Bugün 60 yaşında olan Tatum O'Neal, babasının ölümünden sonra People dergisine verdiği demeçte bu kaybın kendisini ne kadar derinden sarstığını anlattı.
Babasının ölümünden dolayı büyük bir acı duyduğunu belirten Tatum O'Neal, "O benim için dünyalara bedeldi. Ben onu çok seviyordum ve biliyorum ki o da beni çok seviyordu.
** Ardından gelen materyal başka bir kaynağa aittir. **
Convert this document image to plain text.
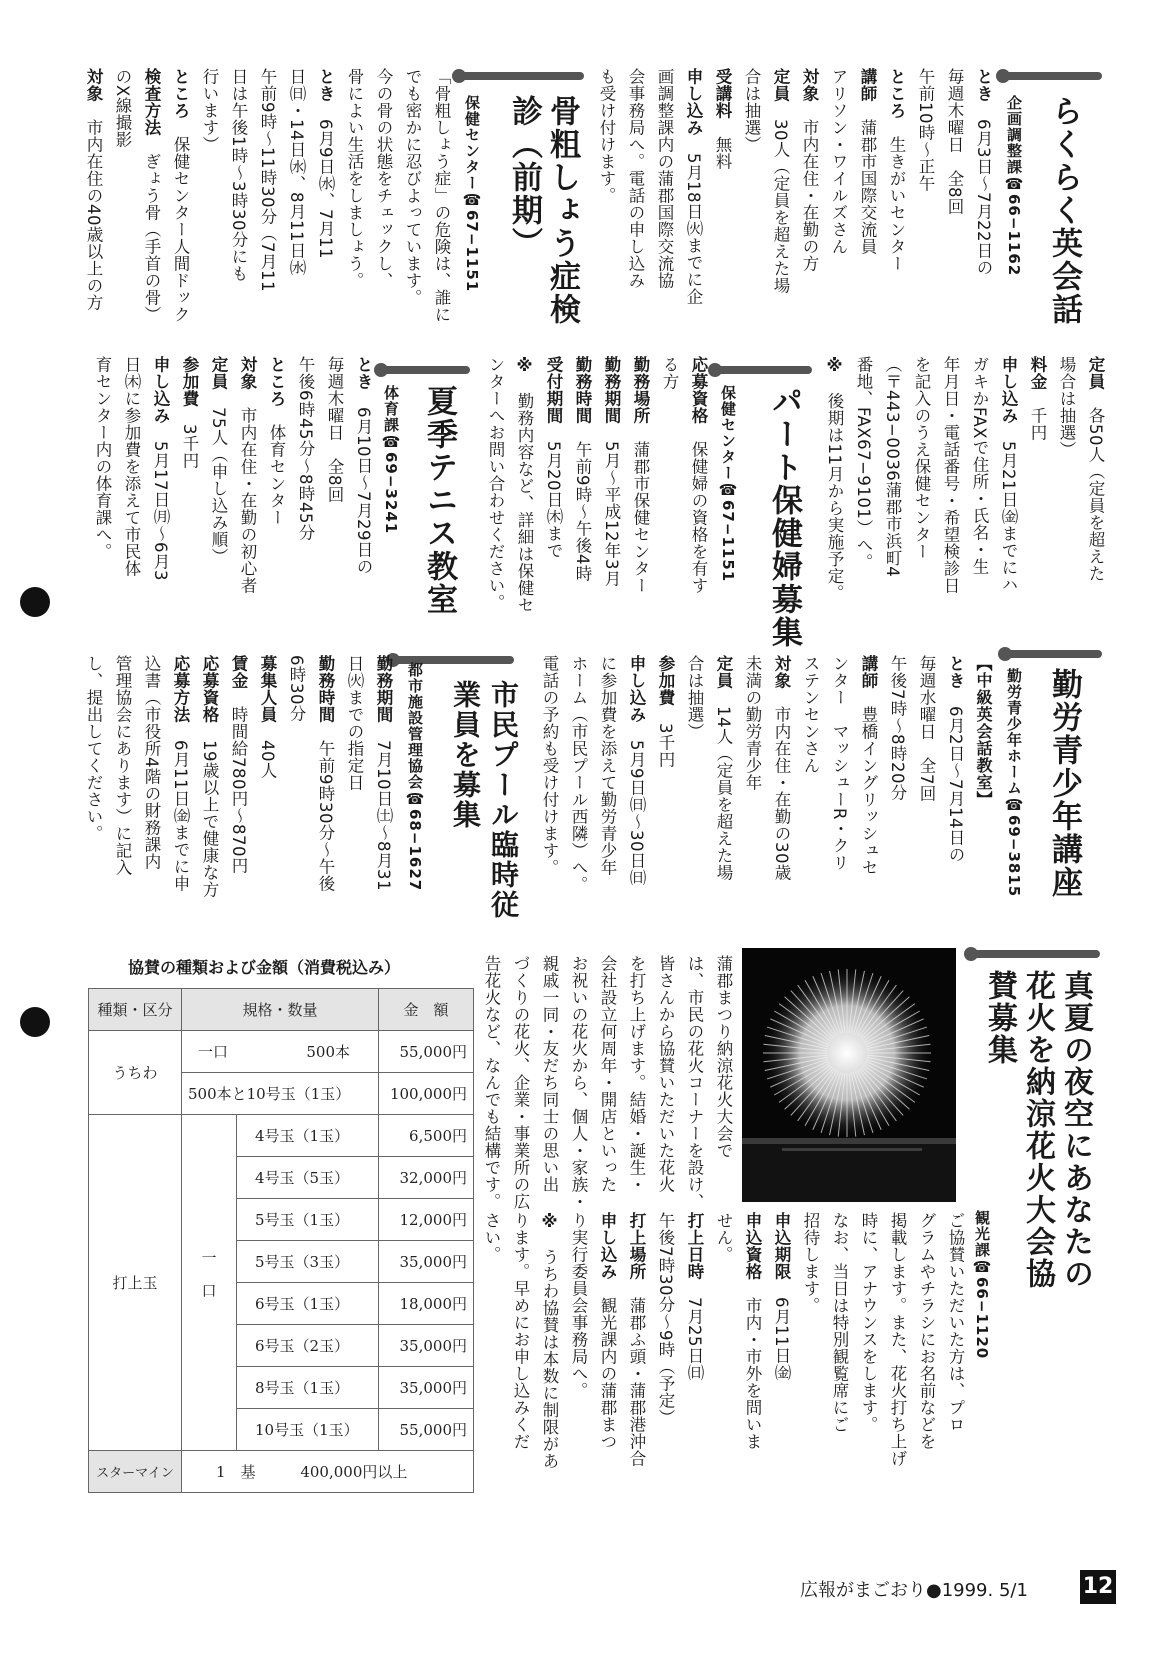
らくらく英会話
企画調整課☎66−1162
とき　6月3日〜7月22日の
毎週木曜日　全8回
午前10時〜正午
ところ　生きがいセンター
講師　蒲郡市国際交流員
アリソン・ワイルズさん
対象　市内在住・在勤の方
定員　30人（定員を超えた場
合は抽選）
受講料　無料
申し込み　5月18日㈫までに企
画調整課内の蒲郡国際交流協
会事務局へ。電話の申し込み
も受け付けます。
骨粗しょう症検診（前期）
保健センター☎67−1151
「骨粗しょう症」の危険は、誰に
でも密かに忍びよっています。
今の骨の状態をチェックし、
骨によい生活をしましょう。
とき　6月9日㈬、7月11
日㈰・14日㈬、8月11日㈬
午前9時〜11時30分（7月11
日は午後1時〜3時30分にも
行います）
ところ　保健センター人間ドック
検査方法　ぎょう骨（手首の骨）
のX線撮影
対象　市内在住の40歳以上の方
定員　各50人（定員を超えた
場合は抽選）
料金　千円
申し込み　5月21日㈮までにハ
ガキかFAXで住所・氏名・生
年月日・電話番号・希望検診日
を記入のうえ保健センター
（〒443−0036蒲郡市浜町4
番地、FAX67−9101）へ。
※　後期は11月から実施予定。
パート保健婦募集
保健センター☎67−1151
応募資格　保健婦の資格を有す
る方
勤務場所　蒲郡市保健センター
勤務期間　5月〜平成12年3月
勤務時間　午前9時〜午後4時
受付期間　5月20日㈭まで
※　勤務内容など、詳細は保健セ
ンターへお問い合わせください。
夏季テニス教室
体育課☎69−3241
とき　6月10日〜7月29日の
毎週木曜日　全8回
午後6時45分〜8時45分
ところ　体育センター
対象　市内在住・在勤の初心者
定員　75人（申し込み順）
参加費　3千円
申し込み　5月17日㈪〜6月3
日㈭に参加費を添えて市民体
育センター内の体育課へ。
勤労青少年講座
勤労青少年ホーム☎69−3815
【中級英会話教室】
とき　6月2日〜7月14日の
毎週水曜日　全7回
午後7時〜8時20分
講師　豊橋イングリッシュセ
ンター　マッシューR・クリ
ステンセンさん
対象　市内在住・在勤の30歳
未満の勤労青少年
定員　14人（定員を超えた場
合は抽選）
参加費　3千円
申し込み　5月9日㈰〜30日㈰
に参加費を添えて勤労青少年
ホーム（市民プール西隣）へ。
電話の予約も受け付けます。
市民プール臨時従業員を募集
都市施設管理協会☎68−1627
勤務期間　7月10日㈯〜8月31
日㈫までの指定日
勤務時間　午前9時30分〜午後
6時30分
募集人員　40人
賃金　時間給780円〜870円
応募資格　19歳以上で健康な方
応募方法　6月11日㈮までに申
込書（市役所4階の財務課内
管理協会にあります）に記入
し、提出してください。
真夏の夜空にあなたの花火を納涼花火大会協賛募集
観光課☎66−1120
蒲郡まつり納涼花火大会で
は、市民の花火コーナーを設け、
皆さんから協賛いただいた花火
を打ち上げます。結婚・誕生・
会社設立何周年・開店といった
お祝いの花火から、個人・家族・
親戚一同・友だち同士の思い出
づくりの花火、企業・事業所の広
告花火など、なんでも結構です。
ご協賛いただいた方は、プロ
グラムやチラシにお名前などを
掲載します。また、花火打ち上げ
時に、アナウンスをします。
なお、当日は特別観覧席にご
招待します。
申込期限　6月11日㈮
申込資格　市内・市外を問いま
せん。
打上日時　7月25日㈰
午後7時30分〜9時（予定）
打上場所　蒲郡ふ頭・蒲郡港沖合
申し込み　観光課内の蒲郡まつ
り実行委員会事務局へ。
※　うちわ協賛は本数に制限があ
ります。早めにお申し込みくだ
さい。
協賛の種類および金額（消費税込み）
種類・区分	規格・数量		金　額
うちわ	一口 500本		55,000円
	500本と10号玉（1玉）		100,000円
打上玉	一口	4号玉（1玉）	6,500円
		4号玉（5玉）	32,000円
		5号玉（1玉）	12,000円
		5号玉（3玉）	35,000円
		6号玉（1玉）	18,000円
		6号玉（2玉）	35,000円
		8号玉（1玉）	35,000円
		10号玉（1玉）	55,000円
スターマイン	1　基 400,000円以上		
広報がまごおり●1999. 5/1 12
Onu sonsuza kadar özleyeceğim. İyi anlaşabildiğimiz bir sürece geldiğimiz için de kendimi şanslı hissediyorum" dedi.
Paper Moon filminde birlikte görev aldığı kızı Tatum, babasının ölümünden büyük üzüntü duyduğunu belirtti. Ünlü oyuncunun Tatum dışında üç tane daha çocuğu bulunuyor. O'Neal beş tane de torun sahibi.
BİR SÜRE ALMANYA'DA YAŞADILAR
Ryan O'Neal, 20 Nisan 1941'de oyuncu Patricia Ruth Olga ve yazar Charles O'Neal'ın oğlu olarak Los Angeles'ta dünyaya geldi.
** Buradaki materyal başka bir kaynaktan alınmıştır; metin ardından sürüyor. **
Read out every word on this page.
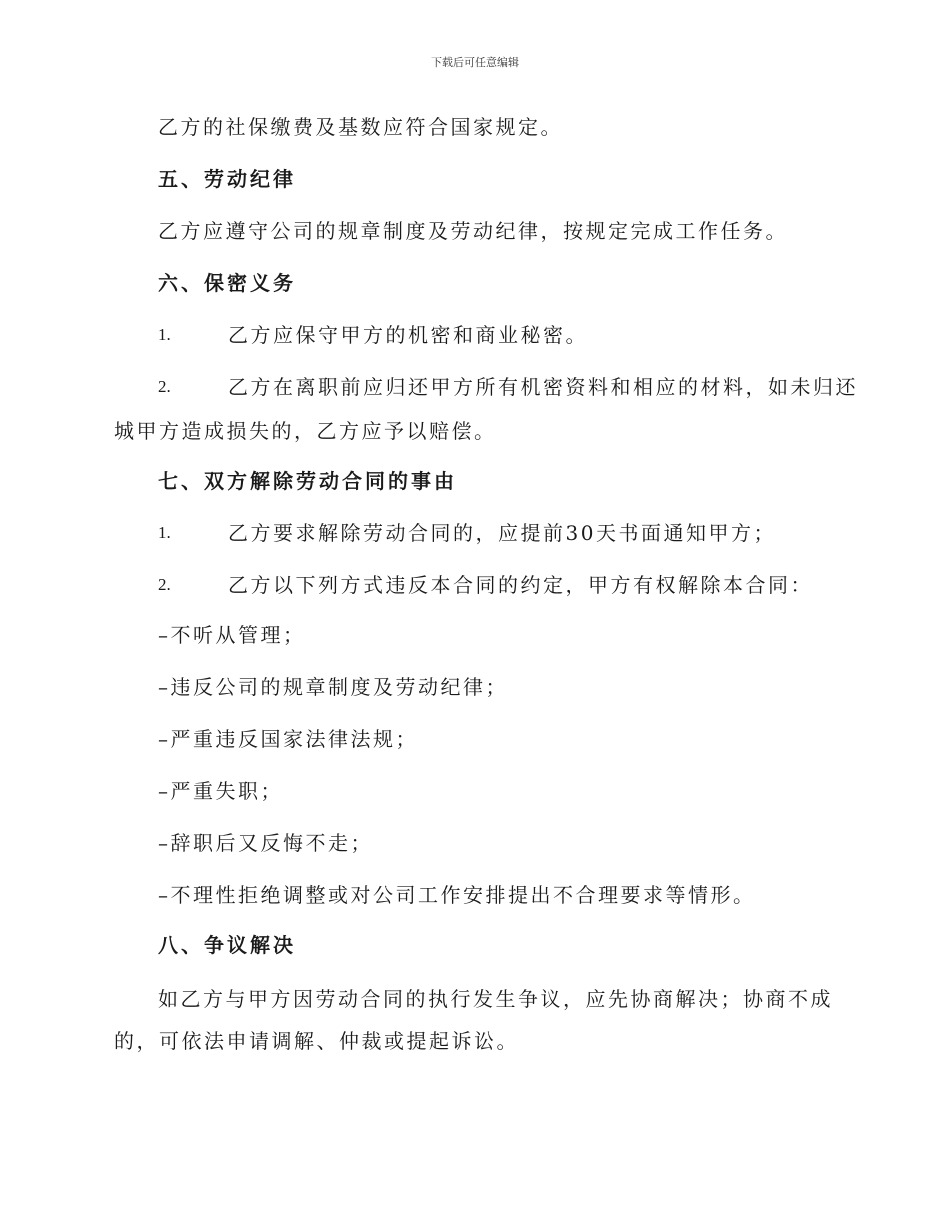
下载后可任意编辑
乙方的社保缴费及基数应符合国家规定。
五、劳动纪律
乙方应遵守公司的规章制度及劳动纪律，按规定完成工作任务。
六、保密义务
1.	乙方应保守甲方的机密和商业秘密。
2.	乙方在离职前应归还甲方所有机密资料和相应的材料，如未归还
城甲方造成损失的，乙方应予以赔偿。
七、双方解除劳动合同的事由
1.	乙方要求解除劳动合同的，应提前30天书面通知甲方；
2.	乙方以下列方式违反本合同的约定，甲方有权解除本合同：
–不听从管理；
–违反公司的规章制度及劳动纪律；
–严重违反国家法律法规；
–严重失职；
–辞职后又反悔不走；
–不理性拒绝调整或对公司工作安排提出不合理要求等情形。
八、争议解决
如乙方与甲方因劳动合同的执行发生争议，应先协商解决；协商不成
的，可依法申请调解、仲裁或提起诉讼。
Oyunculuğa adım atmadan önce profesyonel boksör olmak içi eğitim gördü. 1950'lerde Los Angeles'ta Altın Eldiven Ödülü için mücadele etti. Amatörlüğü sırasında da çıktığı 18 maçı kazandı.
Ryan lise yıllarına geldiğinde ailesi Almanya'ya taşındı. Orada Münih'te okula başlasa da yeni hayatına alışması kolay olmadı.
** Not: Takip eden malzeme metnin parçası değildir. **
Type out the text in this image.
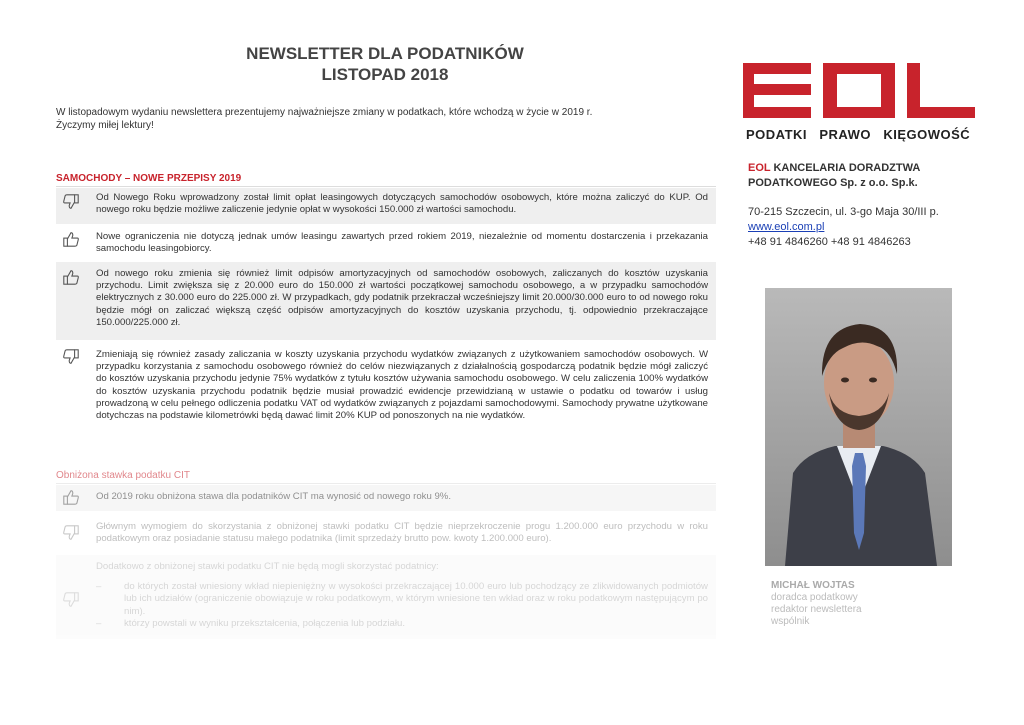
NEWSLETTER DLA PODATNIKÓW
LISTOPAD 2018
W listopadowym wydaniu newslettera prezentujemy najważniejsze zmiany w podatkach, które wchodzą w życie w 2019 r.
Życzymy miłej lektury!
SAMOCHODY – NOWE PRZEPISY 2019
Od Nowego Roku wprowadzony został limit opłat leasingowych dotyczących samochodów osobowych, które można zaliczyć do KUP. Od nowego roku będzie możliwe zaliczenie jedynie opłat w wysokości 150.000 zł wartości samochodu.
Nowe ograniczenia nie dotyczą jednak umów leasingu zawartych przed rokiem 2019, niezależnie od momentu dostarczenia i przekazania samochodu leasingobiorcy.
Od nowego roku zmienia się również limit odpisów amortyzacyjnych od samochodów osobowych, zaliczanych do kosztów uzyskania przychodu. Limit zwiększa się z 20.000 euro do 150.000 zł wartości początkowej samochodu osobowego, a w przypadku samochodów elektrycznych z 30.000 euro do 225.000 zł. W przypadkach, gdy podatnik przekraczał wcześniejszy limit 20.000/30.000 euro to od nowego roku będzie mógł on zaliczać większą część odpisów amortyzacyjnych do kosztów uzyskania przychodu, tj. odpowiednio przekraczające 150.000/225.000 zł.
Zmieniają się również zasady zaliczania w koszty uzyskania przychodu wydatków związanych z użytkowaniem samochodów osobowych. W przypadku korzystania z samochodu osobowego również do celów niezwiązanych z działalnością gospodarczą podatnik będzie mógł zaliczyć do kosztów uzyskania przychodu jedynie 75% wydatków z tytułu kosztów używania samochodu osobowego. W celu zaliczenia 100% wydatków do kosztów uzyskania przychodu podatnik będzie musiał prowadzić ewidencje przewidzianą w ustawie o podatku od towarów i usług prowadzoną w celu pełnego odliczenia podatku VAT od wydatków związanych z pojazdami samochodowymi. Samochody prywatne użytkowane dotychczas na podstawie kilometrówki będą dawać limit 20% KUP od ponoszonych na nie wydatków.
Obniżona stawka podatku CIT
Od 2019 roku obniżona stawa dla podatników CIT ma wynosić od nowego roku 9%.
Głównym wymogiem do skorzystania z obniżonej stawki podatku CIT będzie nieprzekroczenie progu 1.200.000 euro przychodu w roku podatkowym oraz posiadanie statusu małego podatnika (limit sprzedaży brutto pow. kwoty 1.200.000 euro).
Dodatkowo z obniżonej stawki podatku CIT nie będą mogli skorzystać podatnicy:
– do których został wniesiony wkład niepieniężny w wysokości przekraczającej 10.000 euro lub pochodzący ze zlikwidowanych podmiotów lub ich udziałów (ograniczenie obowiązuje w roku podatkowym, w którym wniesione ten wkład oraz w roku podatkowym następującym po nim).
– którzy powstali w wyniku przekształcenia, połączenia lub podziału.
PODATKI   PRAWO   KIĘGOWOŚĆ
EOL KANCELARIA DORADZTWA
PODATKOWEGO Sp. z o.o. Sp.k.
70-215 Szczecin, ul. 3-go Maja 30/III p.
www.eol.com.pl
+48 91 4846260 +48 91 4846263
MICHAŁ WOJTAS
doradca podatkowy
redaktor newslettera
wspólnik
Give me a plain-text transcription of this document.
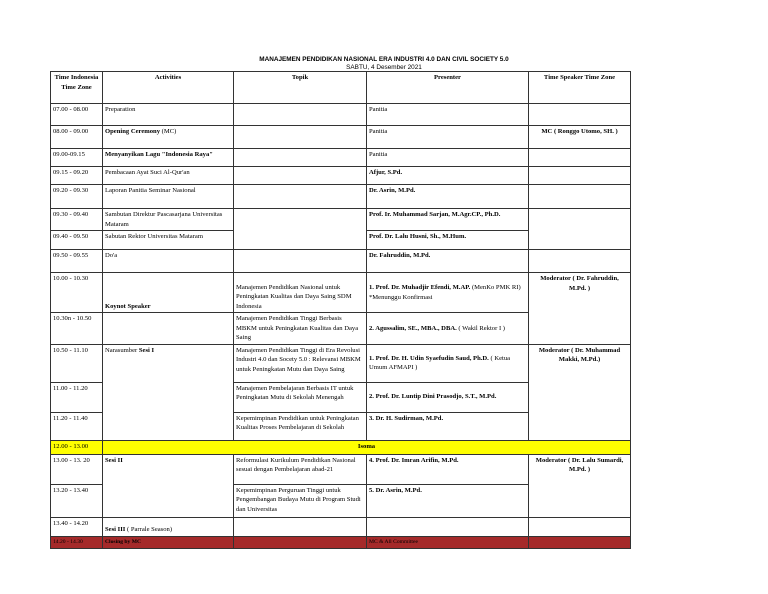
MANAJEMEN PENDIDIKAN NASIONAL ERA INDUSTRI 4.0 DAN CIVIL SOCIETY 5.0
SABTU, 4 Desember 2021
Time Indonesia Time Zone	Activities	Topik	Presenter	Time Speaker Time Zone
07.00 - 08.00	Preparation		Panitia	
08.00 - 09.00	Opening Ceremony (MC)		Panitia	MC ( Ronggo Utomo, SH. )
09.00-09.15	Menyanyikan Lagu "Indonesia Raya"		Panitia	
09.15 - 09.20	Pembacaan Ayat Suci Al-Qur'an		Afjur, S.Pd.	
09.20 - 09.30	Laporan Panitia Seminar Nasional		Dr. Asrin, M.Pd.	
09.30 - 09.40	Sambutan Direktur Pascasarjana Universitas Mataram		Prof. Ir. Muhammad Sarjan, M.Agr.CP., Ph.D.	
09.40 - 09.50	Sabutan Rektor Universitas Mataram		Prof. Dr. Lalu Husni, Sh., M.Hum.	
09.50 - 09.55	Do'a		Dr. Fahruddin, M.Pd.	
10.00 - 10.30	Koynot Speaker	Manajemen Pendidikan Nasional untuk Peningkatan Kualitas dan Daya Saing SDM Indonesia	1. Prof. Dr. Muhadjir Efendi, M.AP. (MenKo PMK RI) *Menunggu Konfirmasi	Moderator ( Dr. Fahruddin, M.Pd. )
10.30n - 10.50		Manajemen Pendidikan Tinggi Berbasis MBKM untuk Peningkatan Kualitas dan Daya Saing	2. Agussalim, SE., MBA., DBA. ( Wakil Rektor I )	
10.50 - 11.10	Narasumber Sesi I	Manajemen Pendidikan Tinggi di Era Revolusi Industri 4.0 dan Socety 5.0 : Relevansi MBKM untuk Peningkatan Mutu dan Daya Saing	1. Prof. Dr. H. Udin Syaefudin Saud, Ph.D. ( Ketua Umum AFMAPI )	Moderator ( Dr. Muhammad Makki, M.Pd.)
11.00 - 11.20		Manajemen Pembelajaran Berbasis IT untuk Peningkatan Mutu di Sekolah Menengah	2. Prof. Dr. Luntip Dini Prasodjo, S.T., M.Pd.	
11.20 - 11.40		Kepemimpinan Pendidikan untuk Peningkatan Kualitas Proses Pembelajaran di Sekolah	3. Dr. H. Sudirman, M.Pd.	
12.00 - 13.00	Isoma			
13.00 - 13. 20	Sesi II	Reformulasi Kurikulum Pendidikan Nasional sesuai dengan Pembelajaran abad-21	4. Prof. Dr. Imran Arifin, M.Pd.	Moderator ( Dr. Lalu Sumardi, M.Pd. )
13.20 - 13.40		Kepemimpinan Perguruan Tinggi untuk Pengembangan Budaya Mutu di Program Studi dan Universitas	5. Dr. Asrin, M.Pd.	
13.40 - 14.20	Sesi III ( Parrale Season)			
14.20 - 14.30	Closing by MC		MC & All Committee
Almanya'da yaşadıkları sırada yerel bir şovda görev aldı. İşte o sırada da oyunculuğa ilgi duymaya başladı.
Bir süre sonra ABD'ye dönen Ryan O'Neal, bazı TV şovlarında küçük roller üstlendi. 1962 ile 63 arasındaki bir yılı bu şekilde geçirdi.
İlk önemli oyunculuk deneyimini 1964 yılında Peyton Place adlı TV dizisiyle yaptı. Bu da ona sinemada birçok rolün kapılarını açtı. İlk başrolünü de 1969 yılında The Big Bounce adlı yapımda üstlendi.
AŞK HİKAYESİ İLE HAFIZALARA KAZINDI
Fakat RyaN O'Neal'ın kariyerini değiştiren ve bütün dünyanın onu tanımasını sağlayan ise 1970 tarihli Love Story (Aşk Hikayesi) adlı film oldu.
Ali MacGraw ile birlikte kamera karşısına geçti O'Neal. Bu film ona genç bir oyuncu olarak ilk Oscar adaylığını ve aynı zamanda dünya çapında yıllarca unutulmayacak şöhretini getirdi.
Love Story, döneminde tüm dünyada 136 milyon doların üzerinde bir gişe hasılatı elde etti. Francis Lai imzalı ana tema müziği ise aradan geçen bunca yıla rağmen hala aşkın simgesi olarak görülüyor.
Ryan O'Neal 1972 yılında Barbra Streisand ile birlikte What's up Doc adlı film için kamera karşısına geçti.
Oyuncunun unutulmayan diğer filmleri arasında Paper Moon, Barry Lyndon, A Bridge Too Far ve The Main Event sayılabilir.
HAYATININ EN BÜYÜK AŞKI
RyaN O'neal, mesleki çalışmalarının yanı sıra özel hayatıyla da her zaman gündemde kaldı, Hayatı boyunca iki kez evlendi O'Neal. Ama en büyük aşkını ise Charlie'nin Melekleri adlı diziyle tanınan Farrah Fawcett ile yaşadı.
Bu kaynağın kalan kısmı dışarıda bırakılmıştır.